Anne Frank was a young girl writing a diary, falling in love, hiding behind a bookcase in a tiny apartment in Amsterdam, during the Nazi occupation. Later she was dead and only a diary. Ironically, Anne Frank ended up living on a bookcase shelf. Many bookcase shelves, all over the world. The life she documented was simple and lively. The difficult circumstances under which she lived exalted her writing. She was simply telling her story. And, as you've probably guessed, I think of Anne Frank as a blogger.

Dave and I were talking about an often overlooked aspect of blogging. Blogs are not simply online diaries. They are not simply a new form of instant publishing and group-think. Many are written by people who have been to hell and back.

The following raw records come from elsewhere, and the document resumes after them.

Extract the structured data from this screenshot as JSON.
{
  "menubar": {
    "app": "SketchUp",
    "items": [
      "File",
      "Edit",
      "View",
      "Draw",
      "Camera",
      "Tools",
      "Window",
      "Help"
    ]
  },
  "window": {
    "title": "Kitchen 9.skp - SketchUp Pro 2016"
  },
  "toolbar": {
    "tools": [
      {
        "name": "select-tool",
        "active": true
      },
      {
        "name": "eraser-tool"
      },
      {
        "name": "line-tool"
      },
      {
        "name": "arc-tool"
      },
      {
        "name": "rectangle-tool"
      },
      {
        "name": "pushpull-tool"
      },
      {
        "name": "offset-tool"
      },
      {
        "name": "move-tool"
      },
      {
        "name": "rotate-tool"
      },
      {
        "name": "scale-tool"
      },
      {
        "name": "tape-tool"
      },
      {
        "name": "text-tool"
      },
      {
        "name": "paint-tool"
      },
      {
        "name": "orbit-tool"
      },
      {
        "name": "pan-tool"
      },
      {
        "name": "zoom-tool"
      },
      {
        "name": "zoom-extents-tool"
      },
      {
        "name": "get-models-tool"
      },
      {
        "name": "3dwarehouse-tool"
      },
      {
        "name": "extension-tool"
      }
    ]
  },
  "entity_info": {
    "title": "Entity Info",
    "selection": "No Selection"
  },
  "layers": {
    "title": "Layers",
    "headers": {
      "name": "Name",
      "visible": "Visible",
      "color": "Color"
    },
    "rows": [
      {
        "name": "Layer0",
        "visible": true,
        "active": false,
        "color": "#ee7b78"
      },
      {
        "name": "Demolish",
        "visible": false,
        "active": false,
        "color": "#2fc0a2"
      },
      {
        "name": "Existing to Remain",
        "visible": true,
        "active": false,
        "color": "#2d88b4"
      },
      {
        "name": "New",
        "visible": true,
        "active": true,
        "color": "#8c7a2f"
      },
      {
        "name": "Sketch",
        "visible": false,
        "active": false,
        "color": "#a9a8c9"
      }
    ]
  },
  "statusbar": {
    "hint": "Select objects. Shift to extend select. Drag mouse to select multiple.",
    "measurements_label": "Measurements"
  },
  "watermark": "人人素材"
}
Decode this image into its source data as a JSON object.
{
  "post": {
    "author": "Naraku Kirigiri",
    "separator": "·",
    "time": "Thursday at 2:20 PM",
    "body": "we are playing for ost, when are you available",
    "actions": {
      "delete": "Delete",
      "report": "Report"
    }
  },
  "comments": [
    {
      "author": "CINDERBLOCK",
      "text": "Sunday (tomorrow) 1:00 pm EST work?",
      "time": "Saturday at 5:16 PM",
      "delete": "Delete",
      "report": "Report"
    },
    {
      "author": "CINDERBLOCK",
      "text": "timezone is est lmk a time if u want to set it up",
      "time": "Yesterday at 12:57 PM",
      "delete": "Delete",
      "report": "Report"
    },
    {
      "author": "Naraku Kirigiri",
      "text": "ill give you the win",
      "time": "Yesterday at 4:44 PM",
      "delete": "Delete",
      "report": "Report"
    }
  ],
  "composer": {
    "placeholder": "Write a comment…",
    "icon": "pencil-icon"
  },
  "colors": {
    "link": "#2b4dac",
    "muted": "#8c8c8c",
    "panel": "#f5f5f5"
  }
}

On June 25, Andrew Sullivan, opinionated blogmeister supreme and brilliant writer, wrote about his ten-year anniversary of finding out he is HIV positive and how he's managed to survive. On June 14, 2002, Winer's blog went black for a week when he had unexpected heart by-pass surgery. As he recounted the other day, we were wondering how his friend Brian Buck, who is battling cancer is managing. We all sit on the edge of our seats routing for him and wince when he does not post on a regular basis. Much of my early blogging was about my father's downward spiral into illness and finally his death last year on April 9th.

Am I saying you have to turn your blog into General Hospital to get readers? Not at all. I'm saying that many of us have been through personal crises that have given us new wisdom, new clarity about what matters and what doesn't. These difficult circumstances have the positive aspect of elevating our writing. The bloggers who lived through and recounted September 11, 2001 also share this legacy. It's the blood and guts of blogging. It's a life and death thing. It's not casual. We have some skin in the game.

The life and death bloggers aren't writing casually. They are writing for their lives. They are writing to stay alive. They are writing about what it feels like to be alive -- knowing that all that will be left behind is their words. They are writing because it really, really matters. Tony Perkins is not Anne Frank -- nor does he want to be, nor should he aspire to be. But like Tony, anyone who wants to join the party needs to be aware of the tradition of this medium --- enter this inner sanctum with head bowed, hat in hand. Tread lightly in this place. Show us your real self. We're naked here, are you? We're alive here, but we're also dying. Dying to tell you our stories.